Burkeman explores Heidegger’s idea that every moment of human existence deals with the constraints of finitude; any decision made closes off the possibility of countless other choices. Burkeman encourages embracing "the joy of missing out"—"the thrilling recognition that... if you didn’t have to decide what to miss out on, your choices couldn’t truly mean everything".

According to Burkeman, a crucial problem of time management is knowing "what to do when far too many things feel at least somewhat important". He suggests that in addition to acknowledging the limits of not being able to accomplish everything, people should decide which tasks to focus on and which to neglect. Similarly, Burkeman argues that to live life to the fullest, people must choose to settle.

On the topics of boredom and distraction, Burkeman argues that distractions—"motivated by the desire to try to flee something painful about our experience of the present"—are a way of seeking relief from the discomfort of confronting limitation. Instead of going against such discomfort, Burkeman's advice is to acknowledge and accept such feelings, drawing parallels with Zen Buddhism.

=== Part II: Beyond Control ===
In the next section of the book, Burkeman tackles the issues of not having enough time, along with anxiety about the future. He begins with Hofstadter's law, the concept that tasks often take longer than people expect, even when factoring in Hofstadter's law itself. Burkeman asserts that although planning is essential for a meaningful life, the future is both unpredictable and uncontrollable; by not demanding certainty that things will go as planned, one can begin to let go of anxiety.

According to Burkeman, even leisure time may become a means to an end in which activities for fun become additional todo list items. He brings up philosopher Kieran Setiya’s concept of an "atelic activity", an activity for which "its value isn’t derived from its telos, or ultimate aim". In a world that revolves around busyness and hurrying, patience is a virtue—the book posits that sticking with something allows for meaningful accomplishments. Burkeman also discusses how people's lives have become increasingly uncoordinated, resulting in less meaningful social interaction. He recommends prioritizing activities in the physical world over the digital one, as well as choosing to spend more time with family, friends, and community.

Burkeman champions what he calls "cosmic insignificance therapy": "what you do with your life doesn’t matter all that much—and when it comes to how you’re using your finite time, the universe absolutely could not care less". Instead of holding oneself to unreasonable standards of a "well spent" life, by embracing "cosmic insignificance", "you get to spend your finite time focused on a few things that matter to you, in themselves, right now, in this moment".

=== Appendix ===
The appendix, "Ten Tools for Embracing Your Finitude", offers ten further suggestions for living according to this "limit-embracing philosophy". By accepting the truth about limited time, one can be more intentional about accomplishing the things that matter.
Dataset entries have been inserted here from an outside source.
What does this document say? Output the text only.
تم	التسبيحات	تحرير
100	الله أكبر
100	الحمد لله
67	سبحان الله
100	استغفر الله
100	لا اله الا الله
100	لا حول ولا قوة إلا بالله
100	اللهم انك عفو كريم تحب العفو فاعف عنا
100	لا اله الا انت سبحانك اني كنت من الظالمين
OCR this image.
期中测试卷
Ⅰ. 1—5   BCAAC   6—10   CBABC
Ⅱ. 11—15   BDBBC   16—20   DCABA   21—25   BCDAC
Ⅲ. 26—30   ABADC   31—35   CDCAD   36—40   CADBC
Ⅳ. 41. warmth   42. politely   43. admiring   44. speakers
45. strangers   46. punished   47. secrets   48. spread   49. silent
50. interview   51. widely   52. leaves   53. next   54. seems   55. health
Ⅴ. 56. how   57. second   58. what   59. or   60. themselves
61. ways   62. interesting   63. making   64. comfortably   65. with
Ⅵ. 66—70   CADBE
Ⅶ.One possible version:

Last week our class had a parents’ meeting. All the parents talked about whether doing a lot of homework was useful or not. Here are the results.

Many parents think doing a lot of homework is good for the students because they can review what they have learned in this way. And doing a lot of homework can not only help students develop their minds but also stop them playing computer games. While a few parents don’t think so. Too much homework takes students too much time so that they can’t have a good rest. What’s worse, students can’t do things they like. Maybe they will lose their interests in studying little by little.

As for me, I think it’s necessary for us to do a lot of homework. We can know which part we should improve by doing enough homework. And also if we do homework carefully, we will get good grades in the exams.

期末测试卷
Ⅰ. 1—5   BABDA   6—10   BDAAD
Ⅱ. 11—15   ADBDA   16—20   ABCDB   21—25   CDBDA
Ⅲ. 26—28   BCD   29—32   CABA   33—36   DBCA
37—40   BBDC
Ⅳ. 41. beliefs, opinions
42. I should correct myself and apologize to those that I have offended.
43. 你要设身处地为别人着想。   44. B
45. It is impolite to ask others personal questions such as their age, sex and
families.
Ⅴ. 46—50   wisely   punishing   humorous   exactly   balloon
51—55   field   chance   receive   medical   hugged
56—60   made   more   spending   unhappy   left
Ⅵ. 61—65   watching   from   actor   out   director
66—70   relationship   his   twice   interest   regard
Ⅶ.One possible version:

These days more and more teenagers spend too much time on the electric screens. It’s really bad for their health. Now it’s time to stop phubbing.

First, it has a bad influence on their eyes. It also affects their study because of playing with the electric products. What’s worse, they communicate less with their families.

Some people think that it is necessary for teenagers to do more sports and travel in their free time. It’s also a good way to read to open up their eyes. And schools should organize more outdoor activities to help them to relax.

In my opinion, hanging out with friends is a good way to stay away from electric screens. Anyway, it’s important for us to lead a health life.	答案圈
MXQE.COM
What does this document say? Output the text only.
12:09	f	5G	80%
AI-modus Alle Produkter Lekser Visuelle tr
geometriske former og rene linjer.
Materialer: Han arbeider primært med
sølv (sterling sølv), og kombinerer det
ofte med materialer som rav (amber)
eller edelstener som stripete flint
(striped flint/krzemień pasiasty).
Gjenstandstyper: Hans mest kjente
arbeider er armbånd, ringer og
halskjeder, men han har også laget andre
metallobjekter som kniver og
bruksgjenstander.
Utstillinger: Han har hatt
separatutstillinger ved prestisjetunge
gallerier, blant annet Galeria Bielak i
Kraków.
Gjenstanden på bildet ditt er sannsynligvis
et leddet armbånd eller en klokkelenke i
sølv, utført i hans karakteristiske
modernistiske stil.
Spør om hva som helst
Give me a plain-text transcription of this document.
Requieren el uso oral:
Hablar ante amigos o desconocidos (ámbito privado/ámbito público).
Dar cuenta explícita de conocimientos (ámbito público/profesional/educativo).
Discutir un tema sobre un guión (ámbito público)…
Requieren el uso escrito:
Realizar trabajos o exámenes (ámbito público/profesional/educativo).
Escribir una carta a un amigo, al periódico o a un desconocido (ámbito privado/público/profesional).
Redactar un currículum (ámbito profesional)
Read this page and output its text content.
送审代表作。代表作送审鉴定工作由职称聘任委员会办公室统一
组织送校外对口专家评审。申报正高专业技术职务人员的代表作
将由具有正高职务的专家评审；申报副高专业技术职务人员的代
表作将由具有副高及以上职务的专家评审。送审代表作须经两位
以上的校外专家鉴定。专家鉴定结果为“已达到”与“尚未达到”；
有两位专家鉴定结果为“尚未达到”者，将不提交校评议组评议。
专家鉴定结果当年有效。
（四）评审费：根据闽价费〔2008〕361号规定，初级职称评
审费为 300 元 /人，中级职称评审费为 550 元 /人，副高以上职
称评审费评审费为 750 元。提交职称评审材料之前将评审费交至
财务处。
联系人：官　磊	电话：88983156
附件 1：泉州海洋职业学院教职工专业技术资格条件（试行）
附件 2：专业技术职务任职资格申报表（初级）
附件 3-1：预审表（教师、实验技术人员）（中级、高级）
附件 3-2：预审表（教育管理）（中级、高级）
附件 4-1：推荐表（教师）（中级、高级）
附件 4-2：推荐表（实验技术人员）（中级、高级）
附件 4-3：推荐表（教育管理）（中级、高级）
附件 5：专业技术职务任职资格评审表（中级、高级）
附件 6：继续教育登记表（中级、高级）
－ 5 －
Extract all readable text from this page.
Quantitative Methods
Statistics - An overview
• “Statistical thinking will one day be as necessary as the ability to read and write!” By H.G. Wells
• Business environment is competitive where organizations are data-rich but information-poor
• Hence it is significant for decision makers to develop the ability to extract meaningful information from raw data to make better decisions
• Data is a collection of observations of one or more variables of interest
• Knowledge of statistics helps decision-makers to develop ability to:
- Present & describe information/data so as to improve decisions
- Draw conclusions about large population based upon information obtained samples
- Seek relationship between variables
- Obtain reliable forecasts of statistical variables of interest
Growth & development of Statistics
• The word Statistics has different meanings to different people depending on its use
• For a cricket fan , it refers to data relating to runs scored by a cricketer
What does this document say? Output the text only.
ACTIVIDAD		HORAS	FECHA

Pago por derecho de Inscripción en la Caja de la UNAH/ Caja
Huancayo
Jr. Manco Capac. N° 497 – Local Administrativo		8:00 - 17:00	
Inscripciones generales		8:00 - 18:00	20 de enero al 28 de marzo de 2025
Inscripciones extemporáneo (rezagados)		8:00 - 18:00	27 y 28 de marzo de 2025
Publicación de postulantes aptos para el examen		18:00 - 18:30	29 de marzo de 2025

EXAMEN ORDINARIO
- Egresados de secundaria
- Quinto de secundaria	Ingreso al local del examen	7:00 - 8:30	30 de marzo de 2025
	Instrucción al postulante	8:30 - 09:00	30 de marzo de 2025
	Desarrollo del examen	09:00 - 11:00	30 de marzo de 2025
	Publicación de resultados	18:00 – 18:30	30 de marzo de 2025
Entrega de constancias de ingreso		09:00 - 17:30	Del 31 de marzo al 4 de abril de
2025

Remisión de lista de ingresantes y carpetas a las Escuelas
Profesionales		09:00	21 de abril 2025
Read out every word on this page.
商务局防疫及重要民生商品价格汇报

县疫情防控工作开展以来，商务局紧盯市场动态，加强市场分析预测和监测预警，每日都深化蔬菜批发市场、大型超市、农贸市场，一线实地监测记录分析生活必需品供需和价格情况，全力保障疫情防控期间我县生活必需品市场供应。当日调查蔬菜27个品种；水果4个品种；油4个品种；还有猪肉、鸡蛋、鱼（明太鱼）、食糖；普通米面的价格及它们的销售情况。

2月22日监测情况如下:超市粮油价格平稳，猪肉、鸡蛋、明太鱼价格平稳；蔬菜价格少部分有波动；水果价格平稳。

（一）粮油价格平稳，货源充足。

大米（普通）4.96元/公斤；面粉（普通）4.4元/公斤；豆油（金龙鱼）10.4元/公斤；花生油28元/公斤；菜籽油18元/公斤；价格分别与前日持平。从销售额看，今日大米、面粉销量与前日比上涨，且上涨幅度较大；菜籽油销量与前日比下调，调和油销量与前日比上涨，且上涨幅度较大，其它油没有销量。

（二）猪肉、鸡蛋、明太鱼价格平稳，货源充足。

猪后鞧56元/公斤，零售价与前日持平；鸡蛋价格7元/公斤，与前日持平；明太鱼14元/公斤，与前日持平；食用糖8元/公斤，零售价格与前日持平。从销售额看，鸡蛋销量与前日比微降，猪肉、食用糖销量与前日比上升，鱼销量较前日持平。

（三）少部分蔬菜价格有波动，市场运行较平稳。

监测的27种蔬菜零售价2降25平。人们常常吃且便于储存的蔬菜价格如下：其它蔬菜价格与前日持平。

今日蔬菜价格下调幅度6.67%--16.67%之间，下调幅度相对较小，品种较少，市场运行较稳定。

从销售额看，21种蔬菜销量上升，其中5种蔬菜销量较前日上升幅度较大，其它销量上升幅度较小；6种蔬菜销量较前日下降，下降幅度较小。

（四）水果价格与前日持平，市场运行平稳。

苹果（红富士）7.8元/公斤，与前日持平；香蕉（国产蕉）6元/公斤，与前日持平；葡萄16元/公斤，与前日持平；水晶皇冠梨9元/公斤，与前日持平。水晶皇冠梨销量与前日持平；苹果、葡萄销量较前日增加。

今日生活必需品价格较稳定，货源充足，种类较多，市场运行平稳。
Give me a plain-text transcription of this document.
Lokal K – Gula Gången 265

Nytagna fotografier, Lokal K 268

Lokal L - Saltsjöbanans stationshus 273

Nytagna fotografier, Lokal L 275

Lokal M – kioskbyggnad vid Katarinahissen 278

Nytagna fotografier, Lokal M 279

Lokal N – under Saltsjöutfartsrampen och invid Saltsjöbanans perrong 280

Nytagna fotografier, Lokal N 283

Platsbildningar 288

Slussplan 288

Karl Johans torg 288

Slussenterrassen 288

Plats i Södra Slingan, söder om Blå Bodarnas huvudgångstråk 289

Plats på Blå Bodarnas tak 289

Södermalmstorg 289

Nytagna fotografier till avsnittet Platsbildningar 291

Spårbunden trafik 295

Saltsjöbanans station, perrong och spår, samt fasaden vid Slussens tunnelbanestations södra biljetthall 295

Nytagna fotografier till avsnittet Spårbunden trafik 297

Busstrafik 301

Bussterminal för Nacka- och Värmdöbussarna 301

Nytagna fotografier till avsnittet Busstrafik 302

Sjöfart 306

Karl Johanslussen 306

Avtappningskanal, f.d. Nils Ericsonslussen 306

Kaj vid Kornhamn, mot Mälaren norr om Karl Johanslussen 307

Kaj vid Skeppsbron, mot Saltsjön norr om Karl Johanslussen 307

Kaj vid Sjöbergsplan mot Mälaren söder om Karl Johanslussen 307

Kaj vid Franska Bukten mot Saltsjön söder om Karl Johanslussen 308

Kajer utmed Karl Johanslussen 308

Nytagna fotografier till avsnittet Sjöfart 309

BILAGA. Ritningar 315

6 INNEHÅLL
1. Adopt a "fixed volume" approach to productivity. Establish predetermined time boundaries for daily work.
2. Serialize: focus on one big project at a time.
3. Decide in advance what to fail at.
4. Focus on what you’ve already completed, not just on what’s left to complete. Keep a "done" list.
5. Consolidate your caring. Consciously choose which causes to support.
6. Embrace boring and single-purpose technology.
7. Seek out novelty in the mundane. Pay more attention to every moment.
8. Be a "researcher" in relationships; deliberately adopt an attitude of curiosity with others.
9. Cultivate instantaneous generosity. Whenever a generous impulse arises, act on the impulse immediately.
10. Practice doing nothing.

== Reception ==
Four Thousand Weeks has been featured in The New York Times, NPR, The Guardian, and The Atlantic. Following release, the book was on the New York Times Best Seller list for three weeks. Time listed the book in its "100 Must-Read Books of 2021": "Filled with levity and gentle wisdom, Burkeman’s book helps shift readers’ focus and values to encourage us to make the most of our time alive".